The Ethics Of The IoT: Are Engineers Failing To Speak Up?

Increasing consumer confidence in the IoT for enterprise success




Winter and spring were not kind to the Internet of Things (IoT), and it’s not looking any better heading into the summer months. This article explores what’s wrong with IoT devices today, who’s responsible, and what we can do moving forward to increase consumer confidence in the IoT.

This is critical to enterprise security as threat actors leverage IoT sensors deployed both in homes and in businesses for both proxies, and for persistence enabling lateral movement. Enterprises should also be concerned as in 2018, there were multiple DDOS attacks exceeding 1Tb per second in volume. According to NetScout, IOT Devices are attacked within five minutes and targeted by specific exploits in 24 hours.

  • In late 2018, Dark3 released a report on cheap IoT light bulbs. The findings included permissions where consumers needed to agree to real-time location tracking by a Chinese company to dim their lights at home.
  • This spring, Nest locked users out of their accounts if their passwords had appeared in another breach. This retroactive security was necessary as threat actors were taking control of thermostats, cameras, and security systems with no hacking skills required.
  • In May, security firm Fidus found that a fall sensor marketed to seniors with dementia allowed threat actors to listen to and track the locations of users without their knowledge. Although there was a PIN, it was not set by default and could be remotely disabled. Worse, the researchers could not determine how to notify the manufacturer so there could be a recall, as there was a half-dozen similar devices being sold all with the same vulnerabilities.

The overwhelming majority of IoT devices on the market are hot garbage that do not follow security best practices. Allowing consumers to use passwords that have appeared in breaches before makes it easy for threat actors to gain persistence on devices. Devices with no update mechanism means IoT devices become a perpetual threat once the first vulnerability is found. Most people have no way of knowing that their IoT sensor needs an update, so it’s unrealistic to shift the responsibility of software updates to consumers.

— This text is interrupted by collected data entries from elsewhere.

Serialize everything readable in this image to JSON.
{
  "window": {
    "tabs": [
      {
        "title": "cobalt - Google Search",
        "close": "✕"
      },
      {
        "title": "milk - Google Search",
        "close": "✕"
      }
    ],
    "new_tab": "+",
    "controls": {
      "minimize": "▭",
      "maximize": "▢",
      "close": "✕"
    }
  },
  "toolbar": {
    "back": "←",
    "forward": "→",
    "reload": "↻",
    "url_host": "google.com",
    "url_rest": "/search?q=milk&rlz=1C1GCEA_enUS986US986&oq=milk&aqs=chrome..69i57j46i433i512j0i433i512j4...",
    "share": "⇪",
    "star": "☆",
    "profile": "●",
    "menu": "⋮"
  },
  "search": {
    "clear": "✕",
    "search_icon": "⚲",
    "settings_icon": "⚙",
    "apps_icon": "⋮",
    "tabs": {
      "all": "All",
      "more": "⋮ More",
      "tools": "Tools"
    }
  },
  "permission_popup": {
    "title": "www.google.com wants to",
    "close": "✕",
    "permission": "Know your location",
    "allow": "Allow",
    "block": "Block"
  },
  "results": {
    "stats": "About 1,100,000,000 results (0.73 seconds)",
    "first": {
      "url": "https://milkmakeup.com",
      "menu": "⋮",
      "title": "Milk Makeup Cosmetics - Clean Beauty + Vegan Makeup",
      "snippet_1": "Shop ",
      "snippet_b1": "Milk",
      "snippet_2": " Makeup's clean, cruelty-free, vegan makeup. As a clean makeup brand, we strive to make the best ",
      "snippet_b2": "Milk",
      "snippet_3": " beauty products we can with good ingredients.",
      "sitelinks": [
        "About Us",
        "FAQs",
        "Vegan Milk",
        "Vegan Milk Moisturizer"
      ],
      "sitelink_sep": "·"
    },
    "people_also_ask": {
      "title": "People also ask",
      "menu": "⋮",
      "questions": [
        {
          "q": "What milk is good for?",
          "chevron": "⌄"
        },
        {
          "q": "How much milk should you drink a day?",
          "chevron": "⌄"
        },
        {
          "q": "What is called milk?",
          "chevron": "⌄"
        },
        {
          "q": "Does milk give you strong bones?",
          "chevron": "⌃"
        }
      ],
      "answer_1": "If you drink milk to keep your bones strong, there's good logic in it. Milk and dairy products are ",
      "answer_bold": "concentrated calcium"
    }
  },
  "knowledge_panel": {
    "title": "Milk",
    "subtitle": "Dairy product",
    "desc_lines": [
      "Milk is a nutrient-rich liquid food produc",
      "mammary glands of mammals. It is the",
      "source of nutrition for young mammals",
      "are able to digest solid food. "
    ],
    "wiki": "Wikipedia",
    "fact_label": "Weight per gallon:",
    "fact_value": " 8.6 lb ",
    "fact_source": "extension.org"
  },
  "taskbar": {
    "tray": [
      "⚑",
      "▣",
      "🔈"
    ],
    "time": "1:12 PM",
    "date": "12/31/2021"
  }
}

This Is Not A Technology Problem

This is an ethics problem. Five different professional societies for engineers speak to the issues of safety, security, and privacy in their Code of Ethics documents:

  1. IEEE Code of Ethics
    “ … to hold paramount the safety, health, and welfare of the public, to strive to comply with ethical design and sustainable development practices, and to disclose promptly factors that might endanger the public or the environment.”
  1. IEEE Computer Society Code of Ethics
    “1.03. Approve software only if they have a well-founded belief that it is safe, meets specifications, passes appropriate tests, and does not diminish quality of life, diminish privacy or harm the environment. The ultimate effect of the work should be to the public good.”
  1. ACM Code of Ethics
    “2.9 Design and implement systems that are robustly and usably secure.”
  1. ISC2 Code of Ethics
    “Protect society, the common good, necessary public trust and confidence, and the infrastructure.”
  1. ISSA Code of Ethics
    “Promote generally accepted information security current best practices and standards;”

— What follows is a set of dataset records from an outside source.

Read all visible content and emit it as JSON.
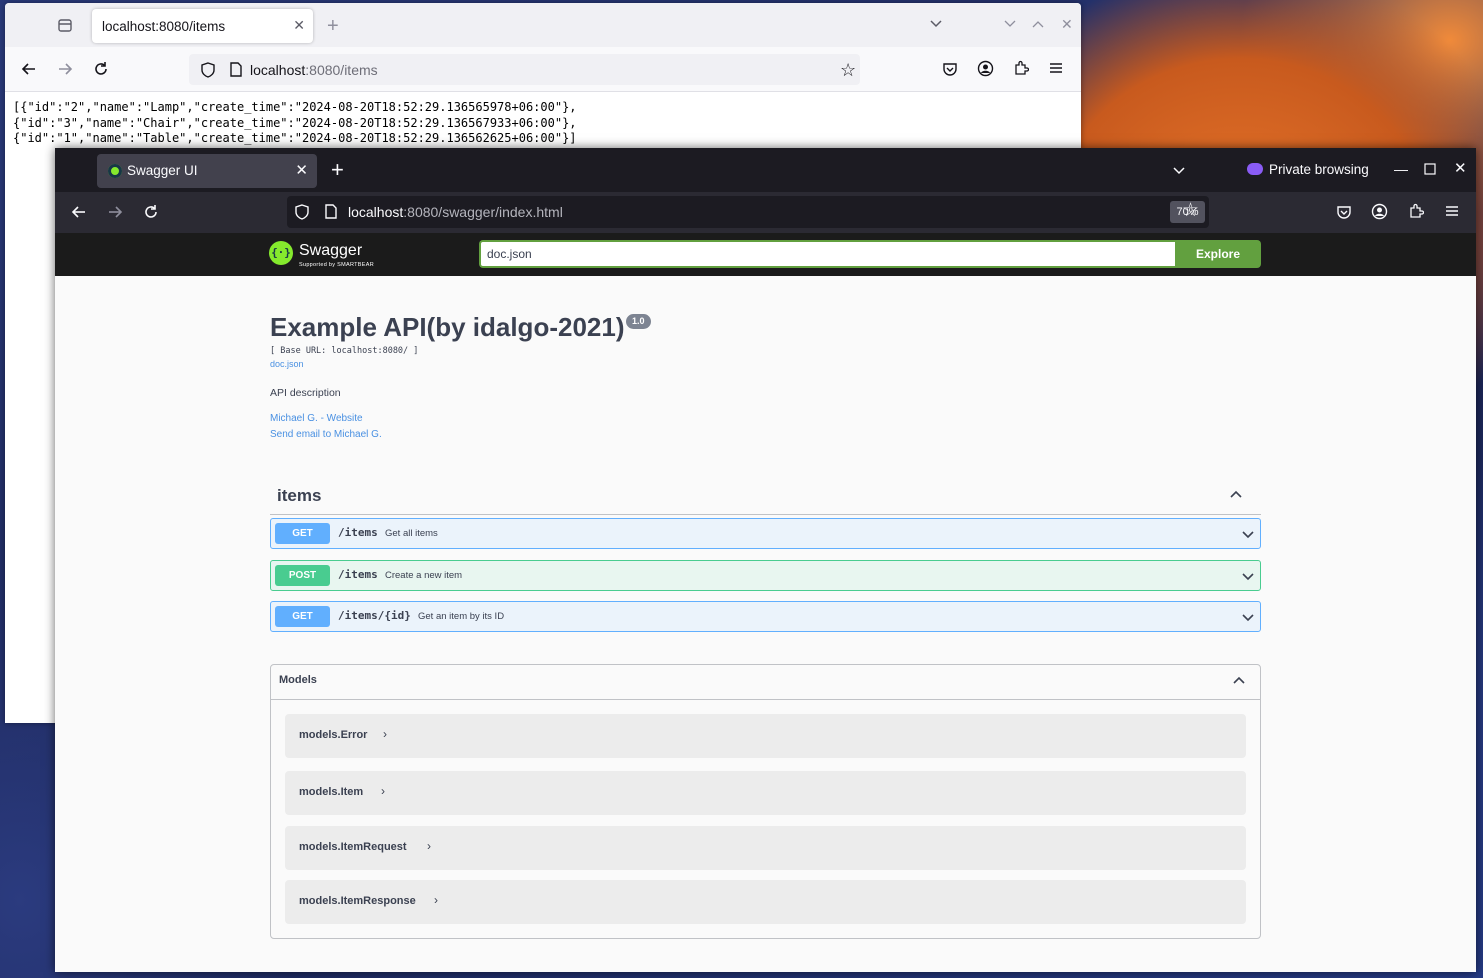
{
  "back_window": {
    "tab_title": "localhost:8080/items",
    "url_host": "localhost",
    "url_path": ":8080/items",
    "body_lines": [
      "[{\"id\":\"2\",\"name\":\"Lamp\",\"create_time\":\"2024-08-20T18:52:29.136565978+06:00\"},",
      "{\"id\":\"3\",\"name\":\"Chair\",\"create_time\":\"2024-08-20T18:52:29.136567933+06:00\"},",
      "{\"id\":\"1\",\"name\":\"Table\",\"create_time\":\"2024-08-20T18:52:29.136562625+06:00\"}]"
    ]
  },
  "front_window": {
    "tab_title": "Swagger UI",
    "private_label": "Private browsing",
    "url_host": "localhost",
    "url_path": ":8080/swagger/index.html",
    "zoom": "70%"
  },
  "swagger": {
    "logo_text": "Swagger",
    "logo_sub": "Supported by SMARTBEAR",
    "spec_url": "doc.json",
    "explore_label": "Explore",
    "title": "Example API(by idalgo-2021)",
    "version": "1.0",
    "base_url": "[ Base URL: localhost:8080/ ]",
    "spec_link": "doc.json",
    "description": "API description",
    "contact_website": "Michael G. - Website",
    "contact_email": "Send email to Michael G.",
    "tag": "items",
    "operations": [
      {
        "method": "GET",
        "path": "/items",
        "summary": "Get all items"
      },
      {
        "method": "POST",
        "path": "/items",
        "summary": "Create a new item"
      },
      {
        "method": "GET",
        "path": "/items/{id}",
        "summary": "Get an item by its ID"
      }
    ],
    "models_title": "Models",
    "models": [
      "models.Error",
      "models.Item",
      "models.ItemRequest",
      "models.ItemResponse"
    ]
  },
  "colors": {
    "get": "#61affe",
    "post": "#49cc90",
    "explore": "#62a03f"
  }
}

It’s easy to be complacent and to give in to breach fatigue as each passing week brings a new cyber security breach. However, engineers working on IoT projects and who are members of at least one of these professional societies are ethically bound to raise legitimate concerns about the safety and security of IoT products being developed. Engineers who aren’t a member of a professional society may not be ethically responsible in the very formal sense, but failing to speak up is a substantial risk to their career and livelihood if the device they’ve developed is insecure or government investigations result from a security breach.

See Related: “Top 5 Cyber Security Breaches of 2019 So Far

Ethically, engineers on IoT projects should push for a reasonable standard of due diligence that includes at least the following practices:

  • Automated software updates without user interaction, and refusing to ship products that cannot be updated once “in the wild”.
  • Requiring passwords that follow the NIST 800-63 Guidelines, including not accepting passwords that have appeared in past breaches and providing multi-factor authentication capabilities by default.
  • Only building products where the underlying infrastructure can be reasonably be secured and maintained so that a breach of the IoT cloud doesn’t allow a threat actor to compromise all the connected devices.
  • Clear privacy policies that allow consumers to opt-out of data sharing but continue using the IoT device. The world does not need another tl;dr privacy policy that takes ten minutes to read.

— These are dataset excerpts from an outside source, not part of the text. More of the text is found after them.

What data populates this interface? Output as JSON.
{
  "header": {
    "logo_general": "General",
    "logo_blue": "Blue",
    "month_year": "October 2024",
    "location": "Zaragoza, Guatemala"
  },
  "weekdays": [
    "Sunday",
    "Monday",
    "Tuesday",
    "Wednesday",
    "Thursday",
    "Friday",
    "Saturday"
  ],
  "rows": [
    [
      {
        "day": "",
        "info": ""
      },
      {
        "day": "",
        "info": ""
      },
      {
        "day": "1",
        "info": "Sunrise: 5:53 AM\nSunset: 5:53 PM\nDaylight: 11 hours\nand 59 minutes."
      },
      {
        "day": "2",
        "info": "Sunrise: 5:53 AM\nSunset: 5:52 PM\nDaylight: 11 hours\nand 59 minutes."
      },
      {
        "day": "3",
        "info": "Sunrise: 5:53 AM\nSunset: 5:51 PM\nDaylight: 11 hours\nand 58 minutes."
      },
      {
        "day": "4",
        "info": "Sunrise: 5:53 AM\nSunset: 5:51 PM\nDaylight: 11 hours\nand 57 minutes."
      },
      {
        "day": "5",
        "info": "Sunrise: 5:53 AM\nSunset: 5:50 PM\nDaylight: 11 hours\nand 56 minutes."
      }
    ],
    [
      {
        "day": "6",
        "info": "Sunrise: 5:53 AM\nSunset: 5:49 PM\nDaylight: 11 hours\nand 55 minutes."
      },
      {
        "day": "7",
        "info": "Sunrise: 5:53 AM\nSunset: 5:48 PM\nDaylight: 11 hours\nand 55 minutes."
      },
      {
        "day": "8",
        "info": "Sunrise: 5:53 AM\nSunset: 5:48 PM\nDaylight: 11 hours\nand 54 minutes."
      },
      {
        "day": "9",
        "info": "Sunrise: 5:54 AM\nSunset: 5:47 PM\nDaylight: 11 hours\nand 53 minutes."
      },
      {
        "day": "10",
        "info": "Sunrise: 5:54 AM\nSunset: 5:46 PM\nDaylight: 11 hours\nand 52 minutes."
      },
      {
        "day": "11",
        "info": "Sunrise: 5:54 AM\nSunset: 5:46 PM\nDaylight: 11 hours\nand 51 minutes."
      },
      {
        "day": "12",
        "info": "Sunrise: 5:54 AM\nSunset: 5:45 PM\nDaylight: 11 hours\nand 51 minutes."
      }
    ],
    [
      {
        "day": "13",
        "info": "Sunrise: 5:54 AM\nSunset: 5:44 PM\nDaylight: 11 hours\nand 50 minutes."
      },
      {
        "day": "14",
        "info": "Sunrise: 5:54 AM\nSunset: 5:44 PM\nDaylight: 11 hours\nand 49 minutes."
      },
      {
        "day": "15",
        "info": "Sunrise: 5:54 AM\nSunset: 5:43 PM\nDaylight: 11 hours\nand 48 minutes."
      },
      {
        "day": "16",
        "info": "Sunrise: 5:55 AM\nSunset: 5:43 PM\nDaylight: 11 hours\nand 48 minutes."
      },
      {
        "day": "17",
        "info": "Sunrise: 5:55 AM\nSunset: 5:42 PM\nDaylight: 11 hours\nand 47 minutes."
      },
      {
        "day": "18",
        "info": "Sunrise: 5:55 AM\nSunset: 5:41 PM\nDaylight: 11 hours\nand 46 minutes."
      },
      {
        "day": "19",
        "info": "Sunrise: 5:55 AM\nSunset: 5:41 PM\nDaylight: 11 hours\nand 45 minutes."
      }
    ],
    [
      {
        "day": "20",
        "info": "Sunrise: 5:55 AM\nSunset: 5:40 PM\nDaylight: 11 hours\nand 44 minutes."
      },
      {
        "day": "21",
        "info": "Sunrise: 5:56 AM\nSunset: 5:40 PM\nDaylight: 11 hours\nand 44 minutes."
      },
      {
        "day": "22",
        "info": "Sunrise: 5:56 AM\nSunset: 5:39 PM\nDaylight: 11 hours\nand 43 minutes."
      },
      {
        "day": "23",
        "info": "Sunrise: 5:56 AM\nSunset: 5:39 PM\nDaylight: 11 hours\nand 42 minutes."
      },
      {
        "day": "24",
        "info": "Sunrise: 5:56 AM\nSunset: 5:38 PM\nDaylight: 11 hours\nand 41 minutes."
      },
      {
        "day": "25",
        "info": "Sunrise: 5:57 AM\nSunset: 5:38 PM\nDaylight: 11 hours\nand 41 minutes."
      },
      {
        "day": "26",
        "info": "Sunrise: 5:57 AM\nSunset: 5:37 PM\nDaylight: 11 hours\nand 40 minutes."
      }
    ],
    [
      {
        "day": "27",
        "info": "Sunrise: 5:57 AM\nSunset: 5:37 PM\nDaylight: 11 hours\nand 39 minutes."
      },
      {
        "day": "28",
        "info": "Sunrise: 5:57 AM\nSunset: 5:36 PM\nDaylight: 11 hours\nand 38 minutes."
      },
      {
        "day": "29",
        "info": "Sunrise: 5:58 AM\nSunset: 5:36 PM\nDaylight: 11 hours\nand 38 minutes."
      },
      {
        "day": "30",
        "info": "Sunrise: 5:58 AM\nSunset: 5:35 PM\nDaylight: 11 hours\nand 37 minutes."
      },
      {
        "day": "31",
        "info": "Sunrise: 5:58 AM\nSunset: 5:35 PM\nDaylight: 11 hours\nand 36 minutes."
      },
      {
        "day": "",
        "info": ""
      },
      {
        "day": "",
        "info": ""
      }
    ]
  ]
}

Engineers are professionally accountable for the design, development, testing, and maintenance of IoT devices, so the responsibility for making the world a safer place is squarely on them. We can measure their success by the media coverage of the upcoming 2019 holiday shopping season. We’ll know they’ve failed if it is a season of overheated news stories pointing out that toys are spying on children again. Success will be lack of negative stories about the IoT, instead showcasing stories about how a breakthrough IoT technology made the world a better place for families and communities.